また、カスタムメイドLLMの爆発的普及と、既存のサービスとしてのソフトウェア(SaaS)プロバイダーの垂直的統合による集中がありそうです。例えば、セールスフォースは最近、チャネル全体で自動生成のセールスコンテンツ、マーケティング、パーソナライゼーションを助ける新しいAI機能、アインシュタインGPTの販売を開始しました8。他の例としては、GitHubコードベース上でトレーニングされるプログラム・アシスタント、マイクロソフトコパイロットが挙げられます。同アシスタントは現在、100万超の有料アクティブユーザーを誇ります9。
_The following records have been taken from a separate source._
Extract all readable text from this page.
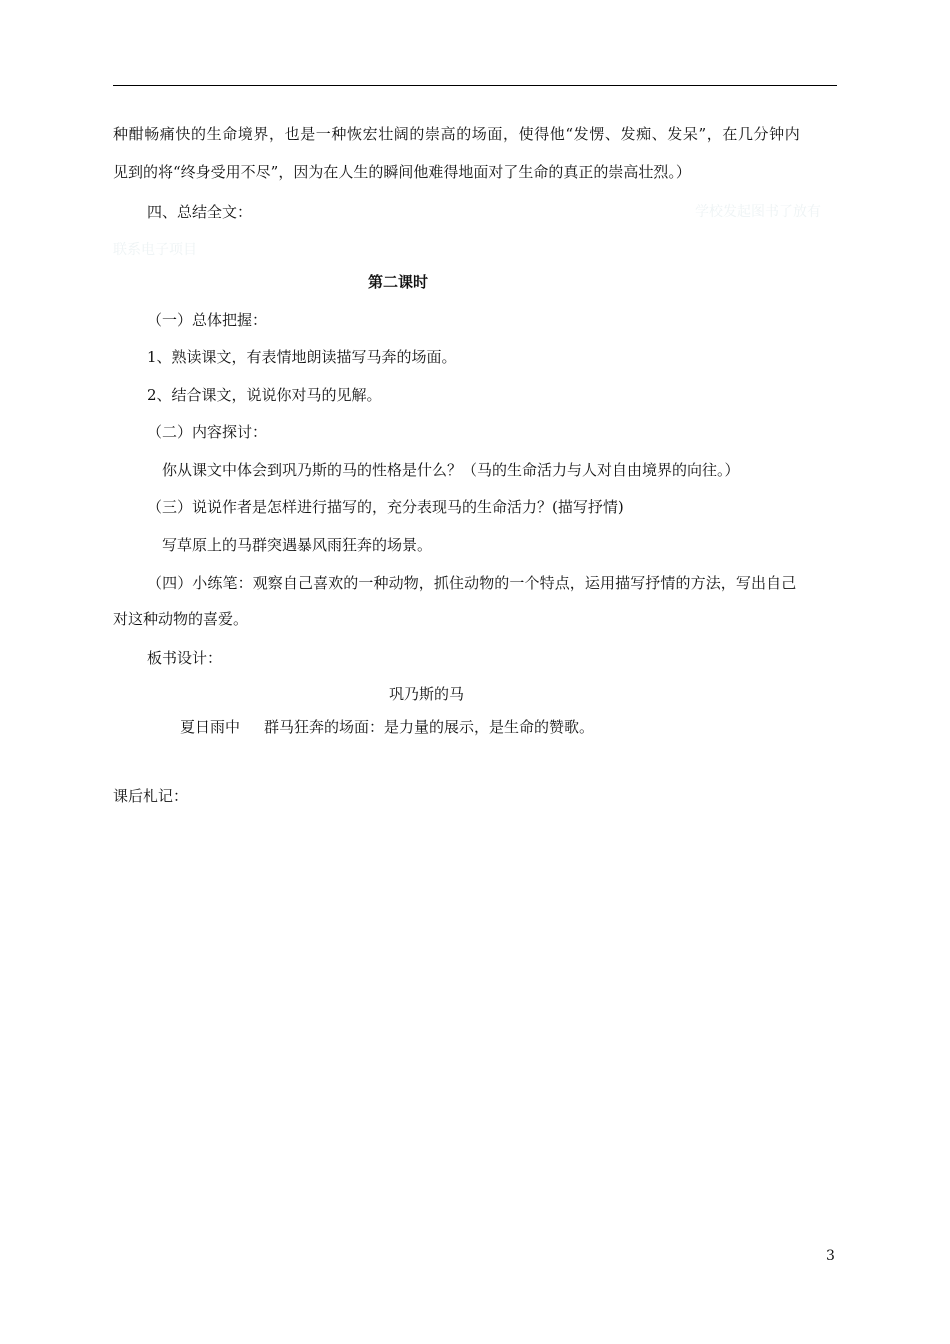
种酣畅痛快的生命境界，也是一种恢宏壮阔的崇高的场面，使得他“发愣、发痴、发呆”，在几分钟内
见到的将“终身受用不尽”，因为在人生的瞬间他难得地面对了生命的真正的崇高壮烈。）
四、总结全文：	学校发起图书了放有
联系电子项目
第二课时
（一）总体把握：
1、熟读课文，有表情地朗读描写马奔的场面。
2、结合课文，说说你对马的见解。
（二）内容探讨：
你从课文中体会到巩乃斯的马的性格是什么？（马的生命活力与人对自由境界的向往。）
（三）说说作者是怎样进行描写的，充分表现马的生命活力？(描写抒情)
写草原上的马群突遇暴风雨狂奔的场景。
（四）小练笔：观察自己喜欢的一种动物，抓住动物的一个特点，运用描写抒情的方法，写出自己
对这种动物的喜爱。
板书设计：
巩乃斯的马
夏日雨中 群马狂奔的场面：是力量的展示，是生命的赞歌。
课后札记：
3
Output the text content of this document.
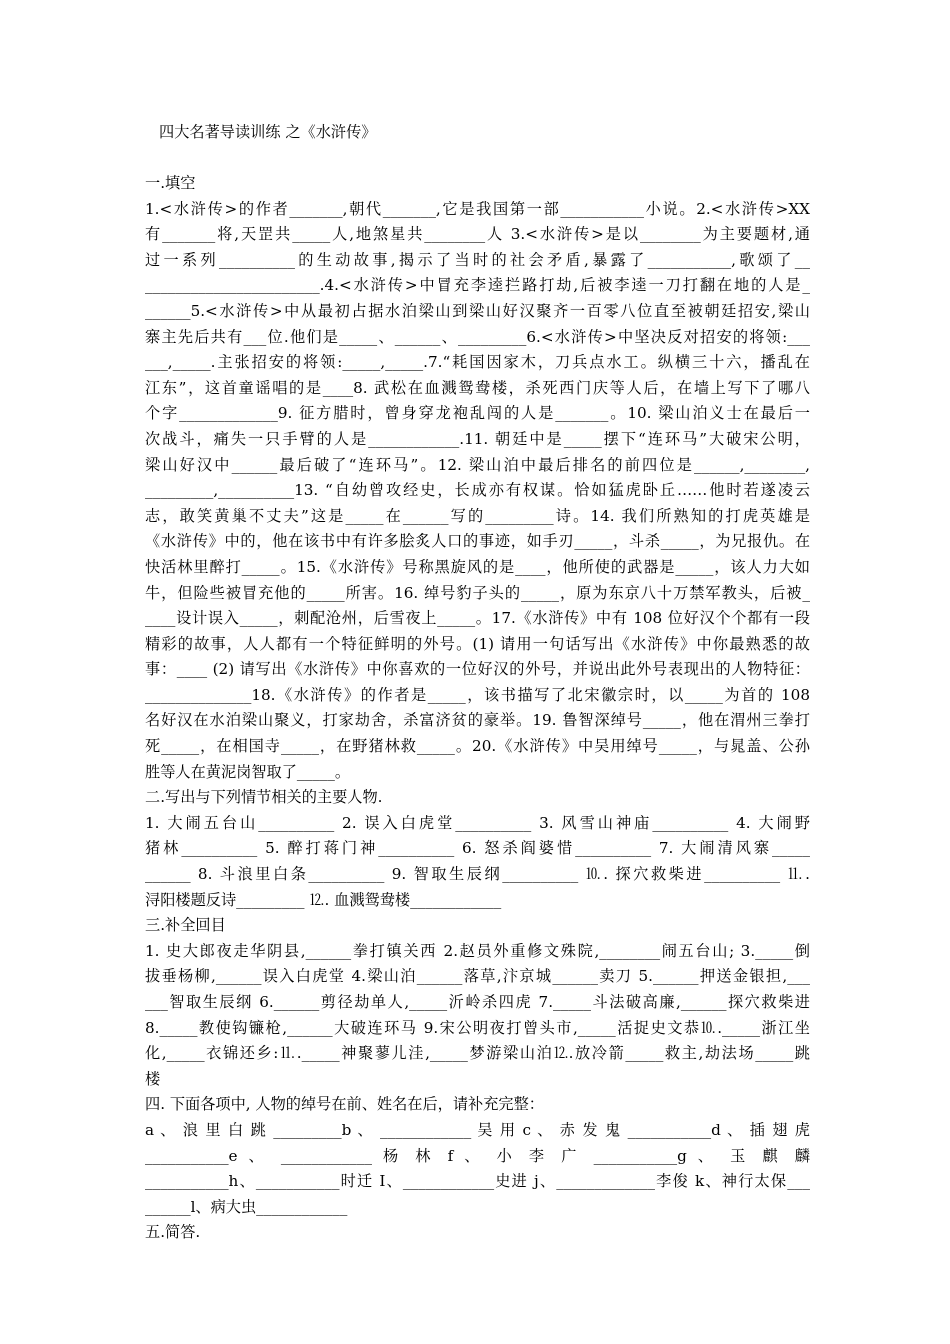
四大名著导读训练 之《水浒传》
一.填空
1.<水浒传>的作者_______,朝代_______,它是我国第一部___________小说。2.<水浒传>XX
有_______将,天罡共_____人,地煞星共________人 3.<水浒传>是以________为主要题材,通
过一系列__________的生动故事,揭示了当时的社会矛盾,暴露了___________,歌颂了__
_______________________.4.<水浒传>中冒充李逵拦路打劫,后被李逵一刀打翻在地的人是_
______5.<水浒传>中从最初占据水泊梁山到梁山好汉聚齐一百零八位直至被朝廷招安,梁山
寨主先后共有___位.他们是_____、______、_________6.<水浒传>中坚决反对招安的将领:___
___,_____.主张招安的将领:_____,_____.7.“耗国因家木，刀兵点水工。纵横三十六，播乱在
江东”，这首童谣唱的是____8. 武松在血溅鸳鸯楼，杀死西门庆等人后，在墙上写下了哪八
个字_____________9. 征方腊时，曾身穿龙袍乱闯的人是_______。10. 梁山泊义士在最后一
次战斗，痛失一只手臂的人是____________.11. 朝廷中是_____摆下“连环马”大破宋公明，
梁山好汉中______最后破了“连环马”。12. 梁山泊中最后排名的前四位是______,________,
_________,__________13. “自幼曾攻经史，长成亦有权谋。恰如猛虎卧丘……他时若遂凌云
志，敢笑黄巢不丈夫”这是_____在______写的_________诗。14. 我们所熟知的打虎英雄是
《水浒传》中的，他在该书中有许多脍炙人口的事迹，如手刃_____，斗杀_____，为兄报仇。在
快活林里醉打_____。15.《水浒传》号称黑旋风的是____，他所使的武器是_____，该人力大如
牛，但险些被冒充他的_____所害。16. 绰号豹子头的_____，原为东京八十万禁军教头，后被_
____设计误入_____，刺配沧州，后雪夜上_____。17.《水浒传》中有 108 位好汉个个都有一段
精彩的故事，人人都有一个特征鲜明的外号。(1) 请用一句话写出《水浒传》中你最熟悉的故
事：____ (2) 请写出《水浒传》中你喜欢的一位好汉的外号，并说出此外号表现出的人物特征：
______________18.《水浒传》的作者是_____，该书描写了北宋徽宗时，以_____为首的 108
名好汉在水泊梁山聚义，打家劫舍，杀富济贫的豪举。19. 鲁智深绰号_____，他在渭州三拳打
死_____，在相国寺_____，在野猪林救_____。20.《水浒传》中吴用绰号_____，与晁盖、公孙
胜等人在黄泥岗智取了_____。
二.写出与下列情节相关的主要人物.
1. 大闹五台山__________ 2. 误入白虎堂__________ 3. 风雪山神庙__________ 4. 大闹野
猪林__________ 5. 醉打蒋门神__________ 6. 怒杀阎婆惜__________ 7. 大闹清风寨_____
______ 8. 斗浪里白条__________ 9. 智取生辰纲__________ ⒑. 探穴救柴进__________ ⒒.
浔阳楼题反诗_________ ⒓. 血溅鸳鸯楼____________
三.补全回目
1. 史大郎夜走华阴县,______拳打镇关西 2.赵员外重修文殊院,________闹五台山; 3._____倒
拔垂杨柳,______误入白虎堂 4.梁山泊______落草,汴京城______卖刀 5.______押送金银担,___
___智取生辰纲 6.______剪径劫单人,_____沂岭杀四虎 7._____斗法破高廉,______探穴救柴进
8._____教使钩镰枪,______大破连环马 9.宋公明夜打曾头市,_____活捉史文恭⒑._____浙江坐
化,_____衣锦还乡:⒒._____神聚蓼儿洼,_____梦游梁山泊⒓.放冷箭_____救主,劫法场_____跳
楼
四. 下面各项中, 人物的绰号在前、姓名在后，请补充完整：
a 、 浪 里 白 跳 _________b 、 ____________ 吴 用 c 、 赤 发 鬼 ___________d 、 插 翅 虎
___________e 、 ____________ 杨 林 f 、 小 李 广 ___________g 、 玉 麒 麟
___________h、___________时迁 I、____________史进 j、_____________李俊 k、神行太保___
______l、病大虫____________
五.简答.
これらのモデルの今後のバージョンはますますパーソナライズ化されたコンテンツに特化したものになるでしょう。特に、SaaSプロバイダーはその専有データを利用して、モデル・トレーニングを高度化し、業界ごとのタスクを自動化し始めています。OpenAIも最近、個人から大企業まで、ユーザーがChatGPTにカスタムメイドの指示、追加的な知識、カスタマイズされた技術の集まりを組み込むバリエーションを作成できる機能を公表しました10。
結論:ChatGPTの躍進は始まったばかり
ChatGPTの最初の1年が成功したのはテクノロジーの普及が大きく変化していることを象徴していると考えられます。マネタイゼーションが有効であることを示す証拠は、業界に投資を続ける燃料をさらに供給するでしょう。しかし、私たちは生成AIの可能性をまだほんの少ししか活用していません。私たちがこれまで見てきた進歩は、テクノロジーと人間の関係を再定義し、業界全体の経済的状況を再構築する、より深く、より重大な転換の前触れに過ぎないと考えています。